The golden rule for couples fighting
Every couple hopes to treat each other with respect and respect each other as guests. But when it comes to trivial matters, big and small, no matter how harmonious a couple is, they will inevitably have disagreements and disputes. A report published in the American "Psychology Today" magazine pointed out that learning to quarrel correctly can help couples resolve conflicts and enhance understanding. For this reason, American gender relationship expert Barton Goldsmith gave the golden rule for couples to quarrel.
Do not argue in front of children or outsiders. Always resolve disputes privately, and especially don't argue in front of your children to avoid making them feel insecure. If your child sees you arguing, be sure to let him or her know that you have resolved the issue and made peace. Don't let outsiders hear your quarrels, as that may escalate the war.
Don’t rush to judge or label the other person. "You are just a lazy person", "Why can't you do any housework well?" and other similar concluding remarks will make the person being accused feel depressed and even less willing to cooperate with your requests, which will ultimately lead to a tense family atmosphere. Try to look at the other person's behavior from a comprehensive perspective. He may have silently poured you a glass of water but forgot to tidy up the messy desk. Careful observation and gentle words can warm people's hearts.
Don't worry about property issues. Equality between husband and wife does not mean fussing over housework, property and other issues. Do not emphasize that you make more money during a quarrel, as this will make the other party feel disrespected.
Never slam the door and walk away. Express your feelings as gently as possible. Acting in an aggressive manner, showing a ferocious face, blushing, or simply rushing out of the door will only make you appear more rude or aggressive, and make it more difficult for the other party to change from their heart.
Don't be silent. If you have a slight disagreement with your partner, you will remain silent and depressed. The problem will not be solved, but will only hurt the other person's feelings. Respect different viewpoints and the other party will be willing to exchange ideas with you, so as to achieve the purpose of getting along with each other comfortably and being connected.
Don't just blame the other person. Blaming the other party's fault will not solve the problem better, but will easily make the other party feel rebellious and make it more difficult to reach consensus. When right and wrong are difficult to distinguish, we must learn to share responsibility.
Don't keep bringing up the past. Once a quarrel breaks out, some people will not only raise their voices to increase their momentum, but in order to "defeat" the other party, they will often bring up some trivial matters, such as what the other party said before they were married, etc. These topics will make the quarrel more and more pointy. More, it is wise to argue based on the facts.

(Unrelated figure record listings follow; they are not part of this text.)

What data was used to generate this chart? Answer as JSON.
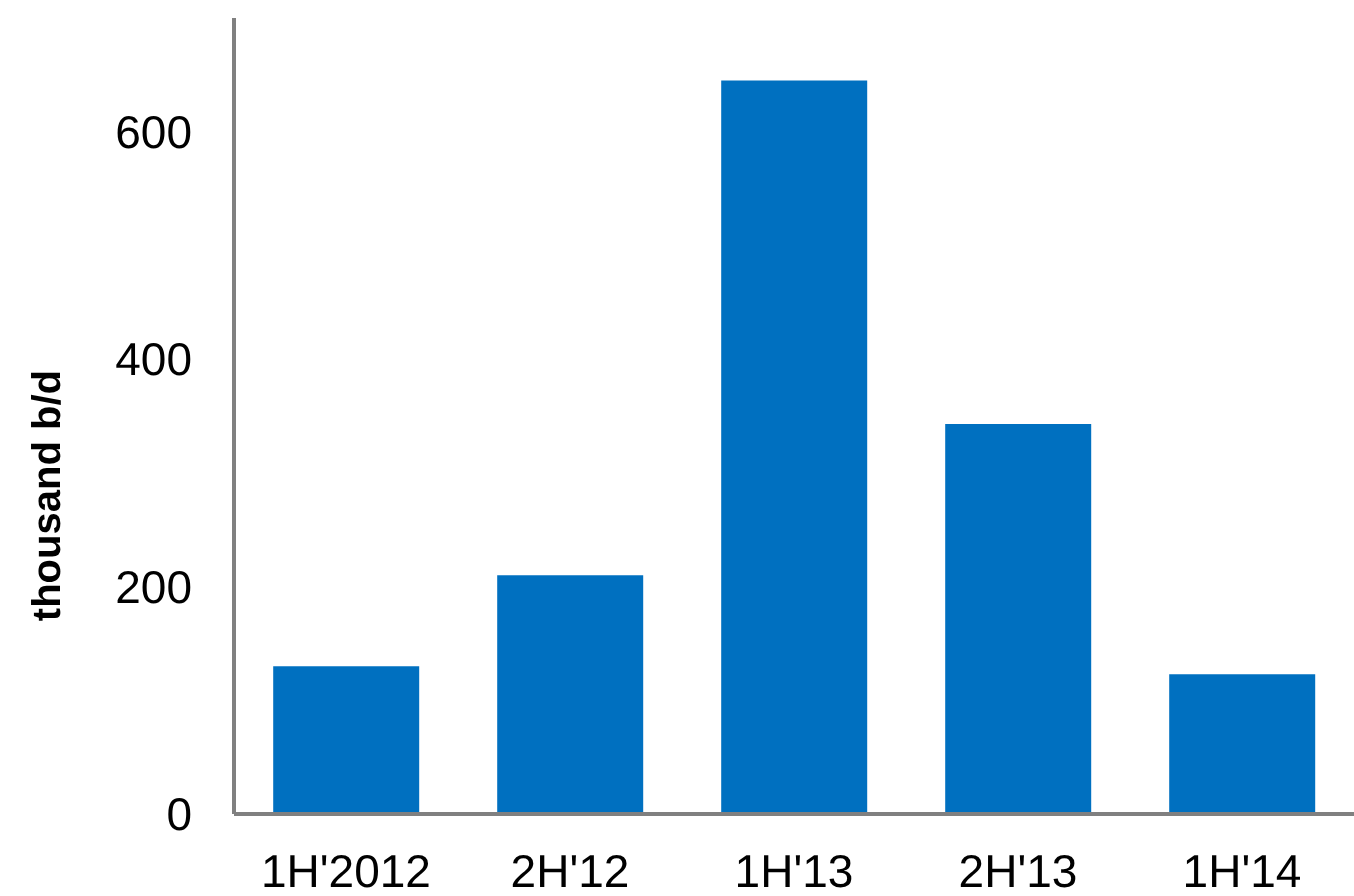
{
  "chart_data": {
    "type": "bar",
    "ylabel": "thousand b/d",
    "categories": [
      "1H'2012",
      "2H'12",
      "1H'13",
      "2H'13",
      "1H'14"
    ],
    "values": [
      130,
      210,
      645,
      343,
      123
    ],
    "color": "#0070c0",
    "ylim": [
      0,
      700
    ],
    "yticks": [
      0,
      200,
      400,
      600
    ]
  }
}
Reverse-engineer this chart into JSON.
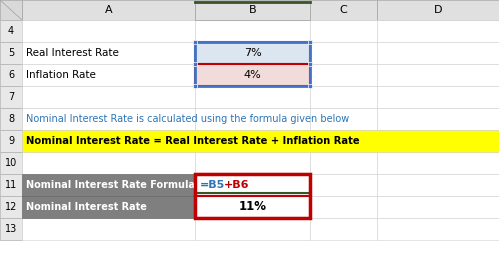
{
  "bg_color": "#ffffff",
  "header_bg": "#e0e0e0",
  "header_col_B_bg": "#4e7c59",
  "row_num_bg": "#e8e8e8",
  "yellow_bg": "#ffff00",
  "dark_gray_bg": "#7f7f7f",
  "light_blue_cell_bg": "#dce6f1",
  "light_red_cell_bg": "#f2dcdb",
  "blue_border": "#4472c4",
  "red_border": "#c00000",
  "green_header_line": "#375623",
  "row5_label": "Real Interest Rate",
  "row5_val": "7%",
  "row6_label": "Inflation Rate",
  "row6_val": "4%",
  "row8_text": "Nominal Interest Rate is calculated using the formula given below",
  "row9_text": "Nominal Interest Rate = Real Interest Rate + Inflation Rate",
  "row11_label": "Nominal Interest Rate Formula",
  "row11_val_blue": "=B5",
  "row11_val_plus_red": "+B6",
  "row12_label": "Nominal Interest Rate",
  "row12_val": "11%",
  "blue_text_color": "#2e75b6",
  "red_text_color": "#c00000",
  "col_letters": [
    "A",
    "B",
    "C",
    "D"
  ],
  "row_nums": [
    "4",
    "5",
    "6",
    "7",
    "8",
    "9",
    "10",
    "11",
    "12",
    "13"
  ],
  "figw": 4.99,
  "figh": 2.58,
  "dpi": 100
}
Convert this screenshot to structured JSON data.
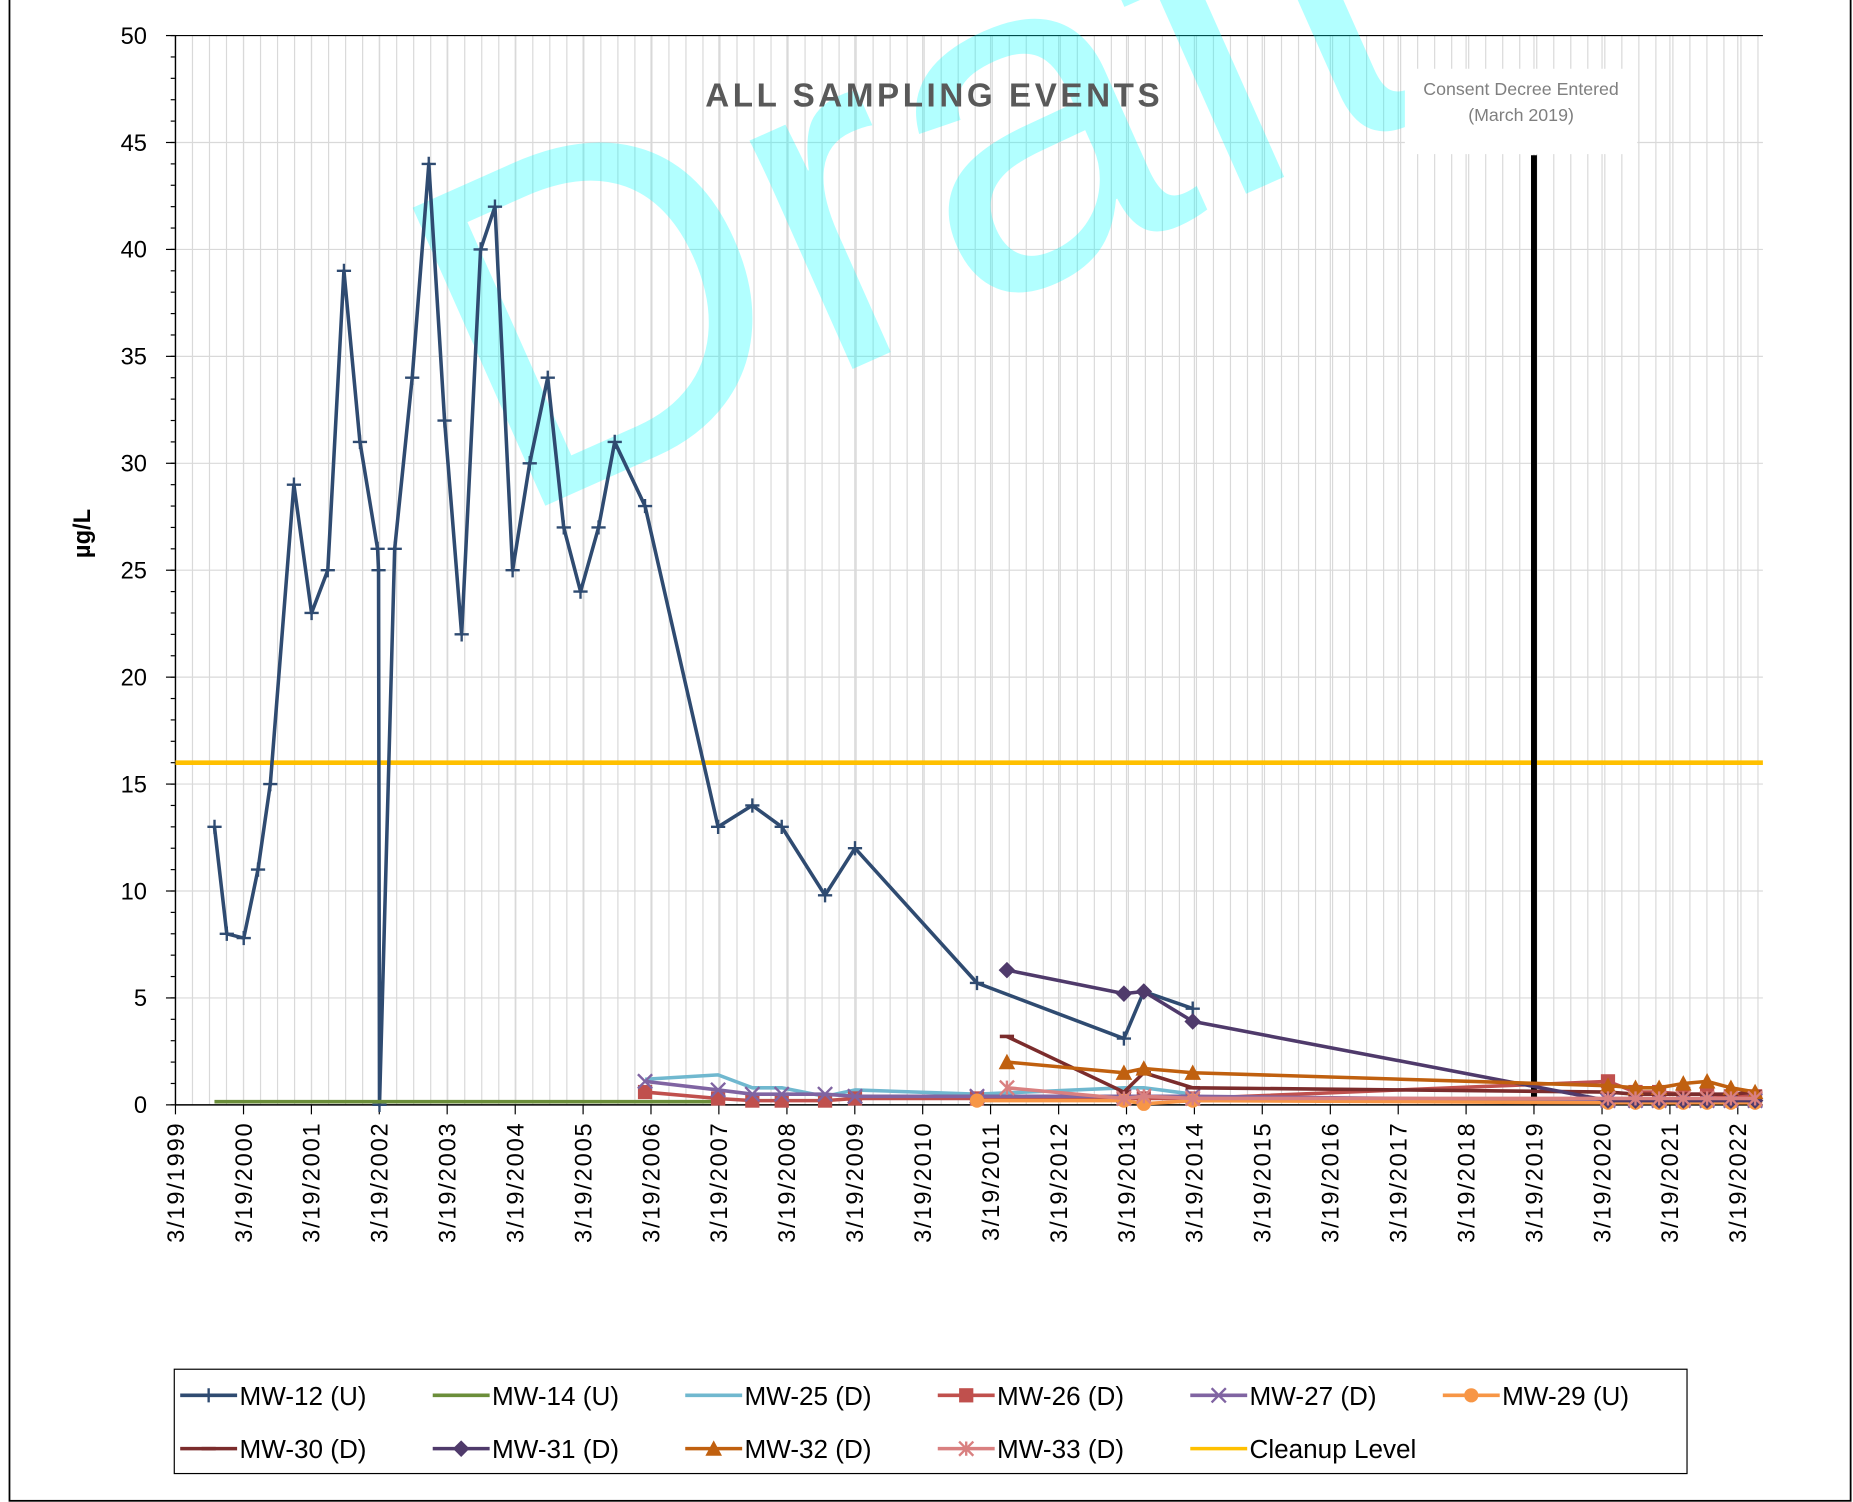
{
  "chart_data": {
    "type": "line",
    "title": "ALL SAMPLING EVENTS",
    "y_label": "µg/L",
    "watermark": "Draft",
    "ylim": [
      0,
      50
    ],
    "yticks": [
      0,
      5,
      10,
      15,
      20,
      25,
      30,
      35,
      40,
      45,
      50
    ],
    "xlim": [
      "3/19/1999",
      "8/1/2022"
    ],
    "xticks": [
      "3/19/1999",
      "3/19/2000",
      "3/19/2001",
      "3/19/2002",
      "3/19/2003",
      "3/19/2004",
      "3/19/2005",
      "3/19/2006",
      "3/19/2007",
      "3/19/2008",
      "3/19/2009",
      "3/19/2010",
      "3/19/2011",
      "3/19/2012",
      "3/19/2013",
      "3/19/2014",
      "3/19/2015",
      "3/19/2016",
      "3/19/2017",
      "3/19/2018",
      "3/19/2019",
      "3/19/2020",
      "3/19/2021",
      "3/19/2022"
    ],
    "grid": true,
    "legend": "bottom",
    "series": [
      {
        "name": "MW-12 (U)",
        "color": "#2f4b71",
        "marker": "plus",
        "x": [
          "10/15/1999",
          "12/20/1999",
          "3/20/2000",
          "6/5/2000",
          "8/10/2000",
          "12/15/2000",
          "3/20/2001",
          "6/15/2001",
          "9/10/2001",
          "12/5/2001",
          "3/10/2002",
          "3/15/2002",
          "3/20/2002",
          "6/10/2002",
          "9/12/2002",
          "12/10/2002",
          "3/5/2003",
          "6/5/2003",
          "9/15/2003",
          "12/1/2003",
          "3/5/2004",
          "6/5/2004",
          "9/10/2004",
          "12/5/2004",
          "3/5/2005",
          "6/10/2005",
          "9/5/2005",
          "2/15/2006",
          "3/15/2007",
          "9/15/2007",
          "2/20/2008",
          "10/10/2008",
          "3/20/2009",
          "1/5/2011",
          "3/5/2013",
          "6/20/2013",
          "3/10/2014"
        ],
        "values": [
          13,
          8,
          7.8,
          11,
          15,
          29,
          23,
          25,
          39,
          31,
          26,
          25,
          0,
          26,
          34,
          44,
          32,
          22,
          40,
          42,
          25,
          30,
          34,
          27,
          24,
          27,
          31,
          28,
          13,
          14,
          13,
          9.8,
          12,
          5.7,
          3.1,
          5.3,
          4.5
        ]
      },
      {
        "name": "MW-14 (U)",
        "color": "#6b8e3a",
        "marker": "none",
        "x": [
          "10/15/1999",
          "3/20/2001",
          "3/10/2002",
          "3/5/2003",
          "3/5/2004",
          "3/5/2005",
          "2/15/2006",
          "3/15/2007"
        ],
        "values": [
          0.15,
          0.15,
          0.15,
          0.15,
          0.15,
          0.15,
          0.15,
          0.15
        ]
      },
      {
        "name": "MW-25 (D)",
        "color": "#70b8cf",
        "marker": "none",
        "x": [
          "2/15/2006",
          "3/15/2007",
          "9/15/2007",
          "2/20/2008",
          "10/10/2008",
          "3/20/2009",
          "1/5/2011",
          "3/5/2013",
          "6/20/2013",
          "3/10/2014"
        ],
        "values": [
          1.2,
          1.4,
          0.8,
          0.8,
          0.4,
          0.7,
          0.5,
          0.8,
          0.8,
          0.5
        ]
      },
      {
        "name": "MW-26 (D)",
        "color": "#c0504d",
        "marker": "square",
        "x": [
          "2/15/2006",
          "3/15/2007",
          "9/15/2007",
          "2/20/2008",
          "10/10/2008",
          "3/20/2009",
          "1/5/2011",
          "3/5/2013",
          "6/20/2013",
          "3/10/2014",
          "4/20/2020",
          "9/15/2020",
          "1/20/2021",
          "5/30/2021",
          "10/5/2021",
          "2/10/2022",
          "6/20/2022"
        ],
        "values": [
          0.6,
          0.3,
          0.2,
          0.2,
          0.2,
          0.3,
          0.3,
          0.3,
          0.3,
          0.3,
          1.1,
          0.6,
          0.6,
          0.5,
          0.5,
          0.4,
          0.4
        ]
      },
      {
        "name": "MW-27 (D)",
        "color": "#8064a2",
        "marker": "x",
        "x": [
          "2/15/2006",
          "3/15/2007",
          "9/15/2007",
          "2/20/2008",
          "10/10/2008",
          "3/20/2009",
          "1/5/2011",
          "3/5/2013",
          "6/20/2013",
          "3/10/2014",
          "4/20/2020",
          "9/15/2020",
          "1/20/2021",
          "5/30/2021",
          "10/5/2021",
          "2/10/2022",
          "6/20/2022"
        ],
        "values": [
          1.1,
          0.7,
          0.5,
          0.5,
          0.5,
          0.4,
          0.4,
          0.4,
          0.4,
          0.4,
          0.2,
          0.2,
          0.2,
          0.2,
          0.2,
          0.2,
          0.2
        ]
      },
      {
        "name": "MW-29 (U)",
        "color": "#f79646",
        "marker": "circle",
        "x": [
          "1/5/2011",
          "3/5/2013",
          "6/20/2013",
          "3/10/2014",
          "4/20/2020",
          "9/15/2020",
          "1/20/2021",
          "5/30/2021",
          "10/5/2021",
          "2/10/2022",
          "6/20/2022"
        ],
        "values": [
          0.2,
          0.2,
          0.05,
          0.2,
          0.1,
          0.1,
          0.1,
          0.1,
          0.1,
          0.1,
          0.1
        ]
      },
      {
        "name": "MW-30 (D)",
        "color": "#7b2c2c",
        "marker": "dash",
        "x": [
          "6/15/2011",
          "3/5/2013",
          "6/20/2013",
          "3/10/2014",
          "4/20/2020",
          "9/15/2020",
          "1/20/2021",
          "5/30/2021",
          "10/5/2021",
          "2/10/2022",
          "6/20/2022"
        ],
        "values": [
          3.2,
          0.6,
          1.5,
          0.8,
          0.6,
          0.5,
          0.5,
          0.5,
          0.5,
          0.5,
          0.6
        ]
      },
      {
        "name": "MW-31 (D)",
        "color": "#4f3a6b",
        "marker": "diamond",
        "x": [
          "6/15/2011",
          "3/5/2013",
          "6/20/2013",
          "3/10/2014",
          "4/20/2020",
          "9/15/2020",
          "1/20/2021",
          "5/30/2021",
          "10/5/2021",
          "2/10/2022",
          "6/20/2022"
        ],
        "values": [
          6.3,
          5.2,
          5.3,
          3.9,
          0.2,
          0.2,
          0.2,
          0.2,
          0.2,
          0.2,
          0.2
        ]
      },
      {
        "name": "MW-32 (D)",
        "color": "#c0600f",
        "marker": "triangle",
        "x": [
          "6/15/2011",
          "3/5/2013",
          "6/20/2013",
          "3/10/2014",
          "4/20/2020",
          "9/15/2020",
          "1/20/2021",
          "5/30/2021",
          "10/5/2021",
          "2/10/2022",
          "6/20/2022"
        ],
        "values": [
          2.0,
          1.5,
          1.7,
          1.5,
          0.9,
          0.8,
          0.8,
          1.0,
          1.1,
          0.8,
          0.6
        ]
      },
      {
        "name": "MW-33 (D)",
        "color": "#d98080",
        "marker": "asterisk",
        "x": [
          "6/15/2011",
          "3/5/2013",
          "6/20/2013",
          "3/10/2014",
          "4/20/2020",
          "9/15/2020",
          "1/20/2021",
          "5/30/2021",
          "10/5/2021",
          "2/10/2022",
          "6/20/2022"
        ],
        "values": [
          0.8,
          0.3,
          0.4,
          0.3,
          0.3,
          0.3,
          0.3,
          0.3,
          0.3,
          0.3,
          0.3
        ]
      }
    ],
    "cleanup_level": {
      "name": "Cleanup Level",
      "value": 16,
      "color": "#ffc000"
    },
    "annotation": {
      "text": [
        "Consent Decree Entered",
        "(March 2019)"
      ],
      "x": "3/19/2019",
      "color": "#000000"
    }
  }
}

Don't just complain. We must actively solve problems, especially when facing difficulties, such as financial crises, tense relationships between husband and wife, conflicts between mother-in-law and daughter-in-law, etc. We must use an optimistic attitude to solve problems and come up with solutions that are beneficial to everyone. The more positive and optimistic the decisions you make and the more you consider everyone's feelings, the better the results will be.
Don't be cold-hearted after a quarrel. Reconciliation after a quarrel can make you appreciate each other more, because you have once again experienced a difficult test. Giving each other a tight hug and a passionate kiss is better than giving each other a cold shoulder.